Contrario a lo que se puede imaginar, el libro no buscaba su identidad cultural en ese tema del exilio y las fronteras. La identidad hacía tiempo que era un concepto difuso entre el español y el quechua. Lo que buscaba Canciones de un bar en la frontera era salirse del lenguaje poético sin salirse de la poesía, y tratar de explicar lo que para mí significaba la trascendencia, la búsqueda de otra realidad, otro mundo, una utopía al fin de cuentas. Si en los noventas se buscaba algo al escribir poesía, al ser poeta, era simplemente para trascender. Trascender era la respuesta ante la pregunta "qué buscas tú al escribir poesía". La palabra "trascender" se respondía sin ninguna explicación. Murieron poetas, y muchos estuvieron cerca de la muerte, por aquella respuesta. Lima o el largo camino de la desesperación o El libro del sol son dos tipos de búsquedas y de trasgresión. El primero proveniente de los rituales urbanos y nocturnos; el segundo lumínico de los viajes del ayahuasca. Pero ambos tanáticos y, a la vez, utópicos.

Mi desencanto vital trató de hallar otro recurso posteriormente, aunque subterráneamente fue, en realidad, a la par. Sea como sea el producto de ello fue Las ciudades fantasmas.

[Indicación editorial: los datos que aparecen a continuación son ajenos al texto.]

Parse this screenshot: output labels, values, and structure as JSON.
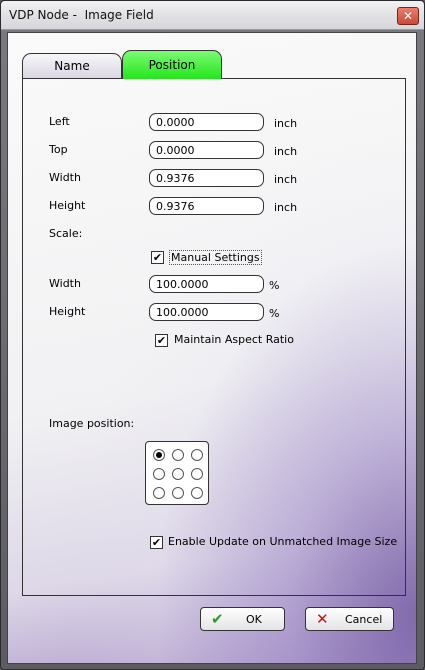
{
  "window": {
    "title": "VDP Node -  Image Field",
    "close_glyph": "✕"
  },
  "tabs": [
    {
      "label": "Name",
      "active": false
    },
    {
      "label": "Position",
      "active": true
    }
  ],
  "position": {
    "left": {
      "label": "Left",
      "value": "0.0000",
      "unit": "inch"
    },
    "top": {
      "label": "Top",
      "value": "0.0000",
      "unit": "inch"
    },
    "width": {
      "label": "Width",
      "value": "0.9376",
      "unit": "inch"
    },
    "height": {
      "label": "Height",
      "value": "0.9376",
      "unit": "inch"
    }
  },
  "scale": {
    "label": "Scale:",
    "manual_settings": {
      "label": "Manual Settings",
      "checked": true
    },
    "width": {
      "label": "Width",
      "value": "100.0000",
      "unit": "%"
    },
    "height": {
      "label": "Height",
      "value": "100.0000",
      "unit": "%"
    },
    "maintain_aspect": {
      "label": "Maintain Aspect Ratio",
      "checked": true
    }
  },
  "image_position": {
    "label": "Image position:",
    "selected": "top-left"
  },
  "enable_update": {
    "label": "Enable Update on Unmatched Image Size",
    "checked": true
  },
  "buttons": {
    "ok": {
      "label": "OK",
      "icon": "check-icon",
      "color": "#2a9a2a"
    },
    "cancel": {
      "label": "Cancel",
      "icon": "x-icon",
      "color": "#d01010"
    }
  },
  "colors": {
    "active_tab": "#3cf034",
    "accent_purple": "#8a74b8"
  }
}
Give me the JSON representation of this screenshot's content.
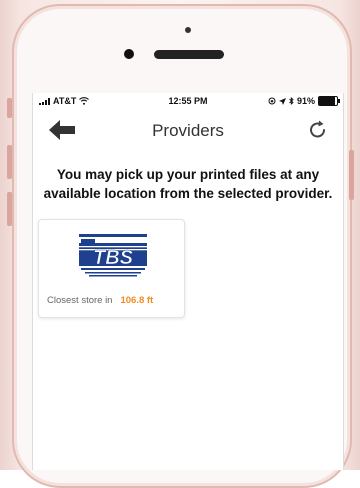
{
  "status_bar": {
    "carrier": "AT&T",
    "time": "12:55 PM",
    "battery": "91%",
    "battery_level": 0.91
  },
  "nav": {
    "title": "Providers",
    "back_icon": "back-arrow-icon",
    "refresh_icon": "refresh-icon"
  },
  "instructions": "You may pick up your printed files at any available location from the selected provider.",
  "providers": [
    {
      "logo_text": "TBS",
      "closest_label": "Closest store in",
      "distance": "106.8 ft"
    }
  ],
  "colors": {
    "accent": "#f28b1e",
    "logo_blue": "#1f3f8f",
    "phone_rose": "#e2b9b1"
  }
}
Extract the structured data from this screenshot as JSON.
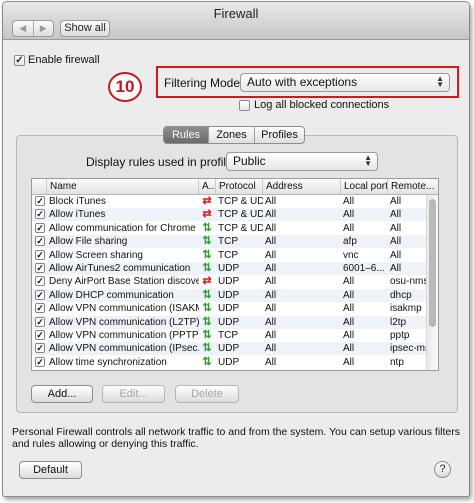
{
  "window": {
    "title": "Firewall",
    "nav_back": "◀",
    "nav_forward": "▶",
    "show_all": "Show all"
  },
  "enable_firewall": {
    "label": "Enable firewall",
    "checked": true
  },
  "step_badge": "10",
  "filtering_mode": {
    "label": "Filtering Mode:",
    "value": "Auto with exceptions"
  },
  "log_blocked": {
    "label": "Log all blocked connections",
    "checked": false
  },
  "tabs": [
    {
      "label": "Rules",
      "active": true
    },
    {
      "label": "Zones",
      "active": false
    },
    {
      "label": "Profiles",
      "active": false
    }
  ],
  "profile": {
    "label": "Display rules used in profile:",
    "value": "Public"
  },
  "table": {
    "columns": [
      "Name",
      "A...",
      "Protocol",
      "Address",
      "Local port",
      "Remote..."
    ],
    "rows": [
      {
        "checked": true,
        "name": "Block iTunes",
        "action": "block",
        "protocol": "TCP & UDP",
        "address": "All",
        "local": "All",
        "remote": "All"
      },
      {
        "checked": true,
        "name": "Allow iTunes",
        "action": "block",
        "protocol": "TCP & UDP",
        "address": "All",
        "local": "All",
        "remote": "All"
      },
      {
        "checked": true,
        "name": "Allow communication for Chrome",
        "action": "allow",
        "protocol": "TCP & UDP",
        "address": "All",
        "local": "All",
        "remote": "All"
      },
      {
        "checked": true,
        "name": "Allow File sharing",
        "action": "allow",
        "protocol": "TCP",
        "address": "All",
        "local": "afp",
        "remote": "All"
      },
      {
        "checked": true,
        "name": "Allow Screen sharing",
        "action": "allow",
        "protocol": "TCP",
        "address": "All",
        "local": "vnc",
        "remote": "All"
      },
      {
        "checked": true,
        "name": "Allow AirTunes2 communication",
        "action": "allow",
        "protocol": "UDP",
        "address": "All",
        "local": "6001–6...",
        "remote": "All"
      },
      {
        "checked": true,
        "name": "Deny AirPort Base Station discovery",
        "action": "block",
        "protocol": "UDP",
        "address": "All",
        "local": "All",
        "remote": "osu-nms"
      },
      {
        "checked": true,
        "name": "Allow DHCP communication",
        "action": "allow",
        "protocol": "UDP",
        "address": "All",
        "local": "All",
        "remote": "dhcp"
      },
      {
        "checked": true,
        "name": "Allow VPN communication (ISAKM...",
        "action": "allow",
        "protocol": "UDP",
        "address": "All",
        "local": "All",
        "remote": "isakmp"
      },
      {
        "checked": true,
        "name": "Allow VPN communication (L2TP)",
        "action": "allow",
        "protocol": "UDP",
        "address": "All",
        "local": "All",
        "remote": "l2tp"
      },
      {
        "checked": true,
        "name": "Allow VPN communication (PPTP)",
        "action": "allow",
        "protocol": "TCP",
        "address": "All",
        "local": "All",
        "remote": "pptp"
      },
      {
        "checked": true,
        "name": "Allow VPN communication (IPsec...",
        "action": "allow",
        "protocol": "UDP",
        "address": "All",
        "local": "All",
        "remote": "ipsec-ms"
      },
      {
        "checked": true,
        "name": "Allow time synchronization",
        "action": "allow",
        "protocol": "UDP",
        "address": "All",
        "local": "All",
        "remote": "ntp"
      }
    ]
  },
  "buttons": {
    "add": "Add...",
    "edit": "Edit...",
    "delete": "Delete",
    "default": "Default",
    "help": "?"
  },
  "description": "Personal Firewall controls all network traffic to and from the system. You can setup various filters and rules allowing or denying this traffic.",
  "colors": {
    "highlight": "#d8151b",
    "allow": "#2f9e2f",
    "block": "#d02424",
    "row_alt": "#eef3fa"
  },
  "icons": {
    "allow": "allow-arrows-icon",
    "block": "block-arrows-icon"
  }
}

Lo que intenté en este caso fue invertir el orden de las cosas, burlarme de mí, de la poesía, de la muerte, de los mitos, parodiando ligeramente a la obra de Dante.

Si antes, de manera romántica, lo que buscaban mis poemas era salirse del lenguaje poético sin salirse de la poesía; ahora, con Las Ciudades Fantasmas, la búsqueda consistía en lo contrario: en salirse de la poesía sin salirse del lenguaje poético, o por lo menos de ese concepto gastado que hasta ahora utilizamos cuando nos referimos a la poesía. Allí la parodia, el chiste. Este libro, si significa algo significa la muerte de un yo poético que se torturaba, que se desgarraba, un heautontimoroumenos. Y es por la copia a la obra dantesca que el último poema del libro es el encuentro del sujeto o la voz con la Virgen María o, mejor dicho, sobre todo, el reencuentro con la madre. Pero más allá de esta representación cristiana del Paraíso, significa además la vuelta del sujeto (este antihéroe o anti-sujeto poético) a su infancia, en plena construcción de su yo, antes de la autorepresentación final de ese yo que lo acompañará siempre.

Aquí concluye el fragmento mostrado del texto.